Arnaud Le Gall, député La France insoumise

à franceinfo

Force est de remarquer qu'en interne, les rares voix qui dévient de la ligne majoritaire sur le conflit actuel sont avant tout celles qui ont été évincées de la direction du mouvement, fin 2022, comme Clémentine Autain, Alexis Corbière, François Ruffin et Raquel Garrido.

L'attitude de Jean-Luc Mélenchon critiquée jusqu'en interne

De manière inédite, le rôle de Jean-Luc Mélenchon est directement ciblé, un an et demi après le départ de ce dernier de l'Assemblée nationale. "Jean-Luc Mélenchon a mis de la friture sur la ligne, c'est une erreur", a fustigé Raquel Garrido, mardi.
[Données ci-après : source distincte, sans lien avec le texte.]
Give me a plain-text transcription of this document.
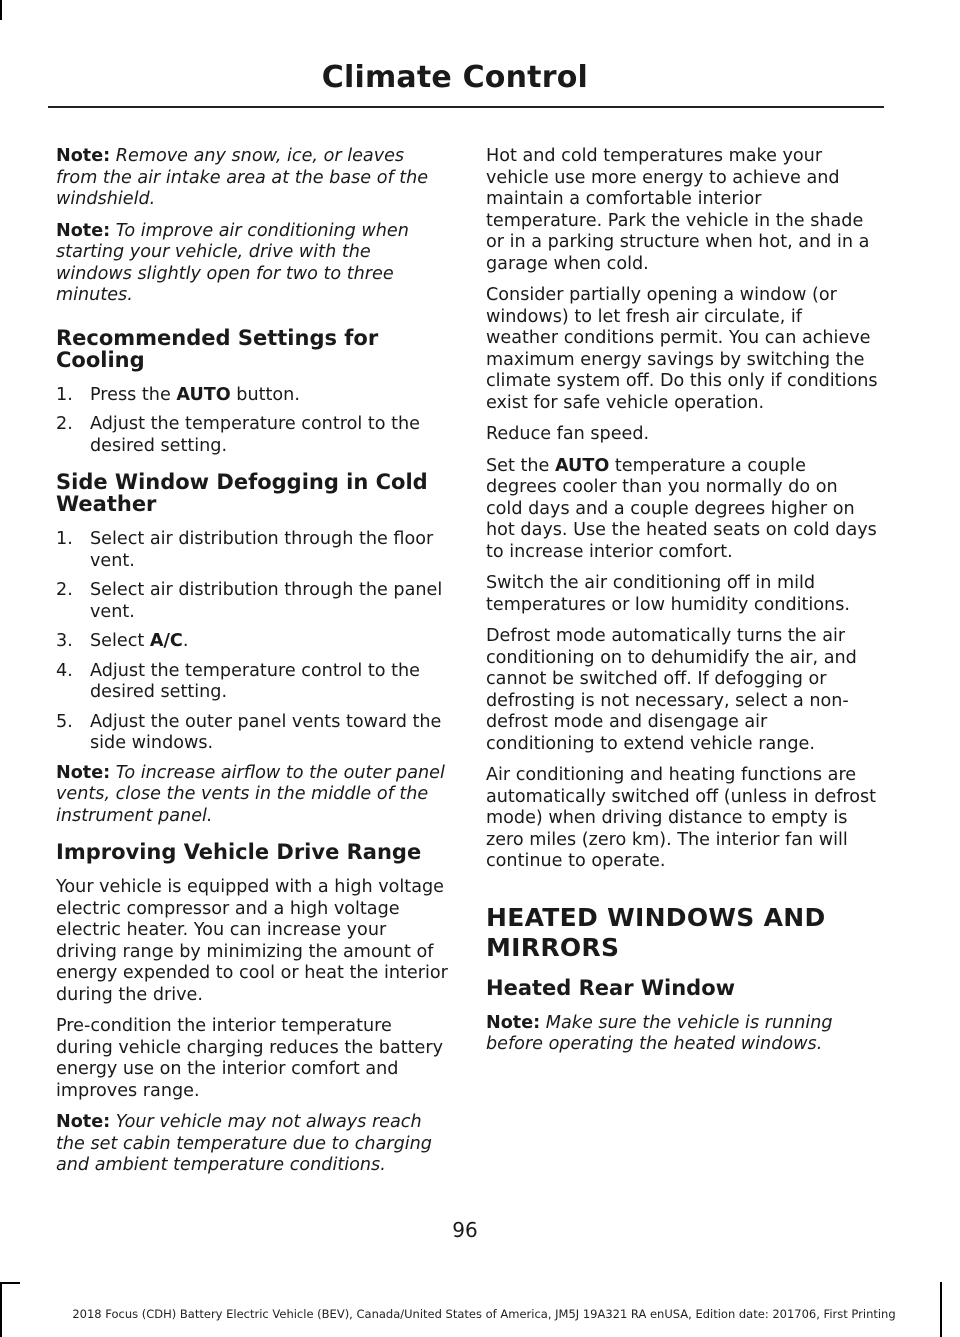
Climate Control

Note: Remove any snow, ice, or leaves from the air intake area at the base of the windshield.

Note: To improve air conditioning when starting your vehicle, drive with the windows slightly open for two to three minutes.

Recommended Settings for Cooling
1. Press the AUTO button.
2. Adjust the temperature control to the desired setting.
Side Window Defogging in Cold Weather
1. Select air distribution through the floor vent.
2. Select air distribution through the panel vent.
3. Select A/C.
4. Adjust the temperature control to the desired setting.
5. Adjust the outer panel vents toward the side windows.

Note: To increase airflow to the outer panel vents, close the vents in the middle of the instrument panel.

Improving Vehicle Drive Range

Your vehicle is equipped with a high voltage electric compressor and a high voltage electric heater. You can increase your driving range by minimizing the amount of energy expended to cool or heat the interior during the drive.

Pre-condition the interior temperature during vehicle charging reduces the battery energy use on the interior comfort and improves range.

Note: Your vehicle may not always reach the set cabin temperature due to charging and ambient temperature conditions.

Hot and cold temperatures make your vehicle use more energy to achieve and maintain a comfortable interior temperature. Park the vehicle in the shade or in a parking structure when hot, and in a garage when cold.

Consider partially opening a window (or windows) to let fresh air circulate, if weather conditions permit. You can achieve maximum energy savings by switching the climate system off. Do this only if conditions exist for safe vehicle operation.

Reduce fan speed.

Set the AUTO temperature a couple degrees cooler than you normally do on cold days and a couple degrees higher on hot days. Use the heated seats on cold days to increase interior comfort.

Switch the air conditioning off in mild temperatures or low humidity conditions.

Defrost mode automatically turns the air conditioning on to dehumidify the air, and cannot be switched off. If defogging or defrosting is not necessary, select a non-defrost mode and disengage air conditioning to extend vehicle range.

Air conditioning and heating functions are automatically switched off (unless in defrost mode) when driving distance to empty is zero miles (zero km). The interior fan will continue to operate.

HEATED WINDOWS AND
MIRRORS
Heated Rear Window

Note: Make sure the vehicle is running before operating the heated windows.

96
2018 Focus (CDH) Battery Electric Vehicle (BEV), Canada/United States of America, JM5J 19A321 RA enUSA, Edition date: 201706, First Printing
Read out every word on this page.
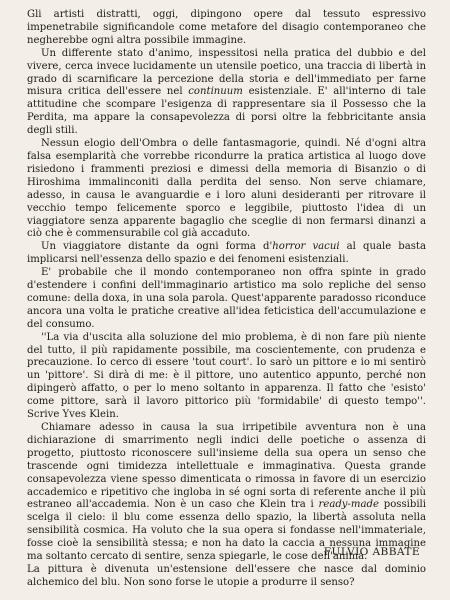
Gli artisti distratti, oggi, dipingono opere dal tessuto espressivo impenetrabile significandole come metafore del disagio contemporaneo che negherebbe ogni altra possibile immagine.

Un differente stato d'animo, inspessitosi nella pratica del dubbio e del vivere, cerca invece lucidamente un utensile poetico, una traccia di libertà in grado di scarnificare la percezione della storia e dell'immediato per farne misura critica dell'essere nel continuum esistenziale. E' all'interno di tale attitudine che scompare l'esigenza di rappresentare sia il Possesso che la Perdita, ma appare la consapevolezza di porsi oltre la febbricitante ansia degli stili.

Nessun elogio dell'Ombra o delle fantasmagorie, quindi. Né d'ogni altra falsa esemplarità che vorrebbe ricondurre la pratica artistica al luogo dove risiedono i frammenti preziosi e dimessi della memoria di Bisanzio o di Hiroshima immalinconiti dalla perdita del senso. Non serve chiamare, adesso, in causa le avanguardie e i loro aluni desideranti per ritrovare il vecchio tempo felicemente sporco e leggibile, piuttosto l'idea di un viaggiatore senza apparente bagaglio che sceglie di non fermarsi dinanzi a ciò che è commensurabile col già accaduto.

Un viaggiatore distante da ogni forma d'horror vacui al quale basta implicarsi nell'essenza dello spazio e dei fenomeni esistenziali.

E' probabile che il mondo contemporaneo non offra spinte in grado d'estendere i confini dell'immaginario artistico ma solo repliche del senso comune: della doxa, in una sola parola. Quest'apparente paradosso riconduce ancora una volta le pratiche creative all'idea feticistica dell'accumulazione e del consumo.

''La via d'uscita alla soluzione del mio problema, è di non fare più niente del tutto, il più rapidamente possibile, ma coscientemente, con prudenza e precauzione. Io cerco di essere 'tout court'. Io sarò un pittore e io mi sentirò un 'pittore'. Si dirà di me: è il pittore, uno autentico appunto, perché non dipingerò affatto, o per lo meno soltanto in apparenza. Il fatto che 'esisto' come pittore, sarà il lavoro pittorico più 'formidabile' di questo tempo''. Scrive Yves Klein.

Chiamare adesso in causa la sua irripetibile avventura non è una dichiarazione di smarrimento negli indici delle poetiche o assenza di progetto, piuttosto riconoscere sull'insieme della sua opera un senso che trascende ogni timidezza intellettuale e immaginativa. Questa grande consapevolezza viene spesso dimenticata o rimossa in favore di un esercizio accademico e ripetitivo che ingloba in sé ogni sorta di referente anche il più estraneo all'accademia. Non è un caso che Klein tra i ready-made possibili scelga il cielo: il blu come essenza dello spazio, la libertà assoluta nella sensibilità cosmica. Ha voluto che la sua opera si fondasse nell'immateriale, fosse cioè la sensibilità stessa; e non ha dato la caccia a nessuna immagine ma soltanto cercato di sentire, senza spiegarle, le cose dell'anima.

La pittura è divenuta un'estensione dell'essere che nasce dal dominio alchemico del blu. Non sono forse le utopie a produrre il senso?

FULVIO ABBATE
La députée de Seine-Saint-Denis rejoint là les critiques des partenaires de la Nupes, qui dénoncent depuis plusieurs jours l'attitude de l'ancien candidat à la présidentielle. "Jean-Luc Mélenchon (...) ne peut plus prétendre être celui qui incarne l'ensemble de la gauche et de l'écologie", a ainsi critiqué Olivier Faure, patron du PS, mardi sur France Inter.

L'appel du premier des socialistes va-t-il percer la muraille LFI ? La crise actuelle va-t-elle conduire une partie des troupes insoumises à fracturer le collectif de 75 députés ? Le Figaro a évoqué dimanche des discussions chez une partie d'entre eux pour tenter de créer un nouveau groupe, dont le plancher est fixé à 15 parlementaires. "Cette rumeur vient des gens qui veulent m'exclure", balaie Raquel Garrido, qui n'en démord pas : "Je suis et resterai insoumise." "Ces insoumis-là sont très inquiets, raconte un député socialiste à franceinfo. Mais je ne sais pas si, le moment venu, ils seront prêts à sauter le pas." Et ainsi affaiblir la force motrice de la Nupes.